A population ruled over by such an evolution master, it seems clear, will evolve more rapidly than one that operates by conventional evolution. The crossover operator performs a crude sort of probabilistic modeling over the evolving population. It is a heuristic relying on the assumption that a fit organism is likely to have fit genomic subsequences, so that the combination of the genomes of two fit organisms is likely to produce a genome leading to a fit organism. But this heuristic is just a crude approximation to what the evolution master is doing, which is actually gathering accurate statistics on the fitness of sets of genes.

Now, real-world evolution doesn't have the option to use an evolution master. A natural evolving population is a "fully distributed computing system," meaning that there is no centralized controller running the evolution process; rather, the evolution process must emerge from the local activities of the organisms in the population. Crossover is a wonderfully clever algorithm for distributed optimization. But in an AI system implemented on a cluster of von Neumann machines, such a widely distributed algorithm is not necessary. A centralized algorithm involving an evolution master involves less rather than more overhead, and also provides far greater mathematical efficiency.
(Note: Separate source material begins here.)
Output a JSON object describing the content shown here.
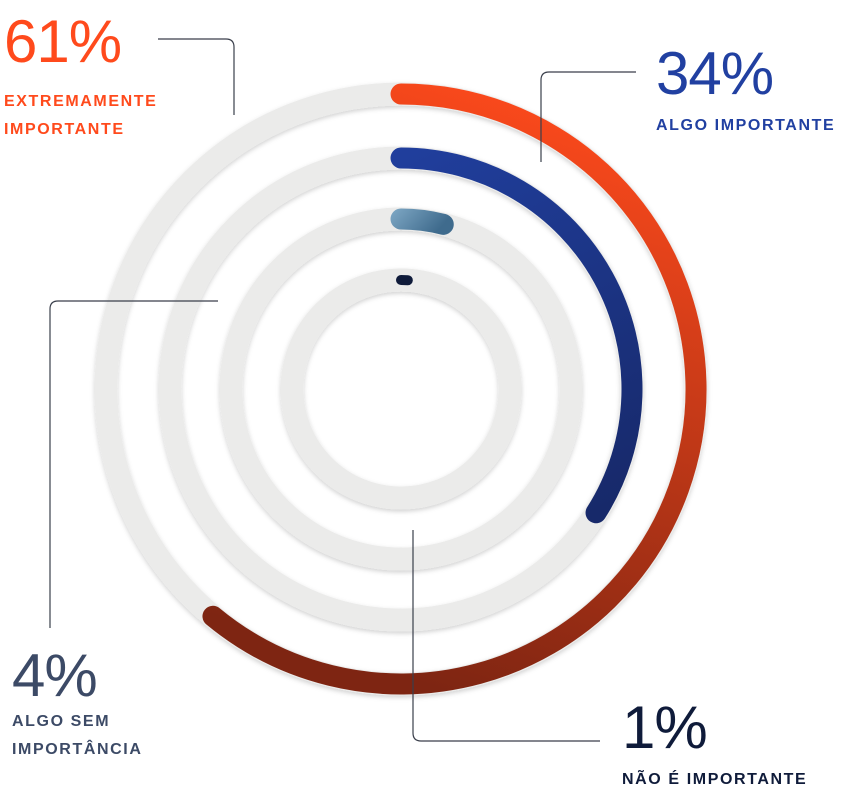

Implementing a fully rational evolution master, using probability theory to make maximally accurate analysis of gene sets, is not computationally viable. The best we could do in a OCP context would be to use full-on OCP cognition to make inferences about the fitness of genes and gene combination. In some cases this might actually be warranted — if one were optimizing a function for which fitness evaluation was extremely, extremely, extremely expensive. In most cases, however, an approximation is needed — a probabilistic reasoning algorithm that is rapid to execute and captures a reasonable amount of statistical information about the fitness of genes and gene combination in the population. Now, this is exactly what crossover and mutation are — an approximate probabilistic reasoning algorithm, rapid to execute at each individual generation (though taking a large number of generations to converge to a good answer). But it is possible to introduce approximate probabilistic inference algorithms that are more effective than the standard genetic operations, without introducing unacceptable overhead.

For example, this is what the Bayesian Optimization Algorithm (BOA; Pelikan, 2002) — the first thoroughly-tested and demonstrated EDA — does, in a relatively simplistic way. In BOA, Bayes net or decision tree models are used to create probabilistic models of each gene in the genome. For instance, an ordering of the genes may be assumed, and then a decision tree may be used to predict the value of an element based on the values of the elements occurring earlier in the ordering. OCP-EDA moves away from BOA's very simple probabilistic inference framework and introduces subtler but more expensive probabilistic inference methods, optionally but not exclusively going to the extreme of using full OCP integrative intelligence for population modeling.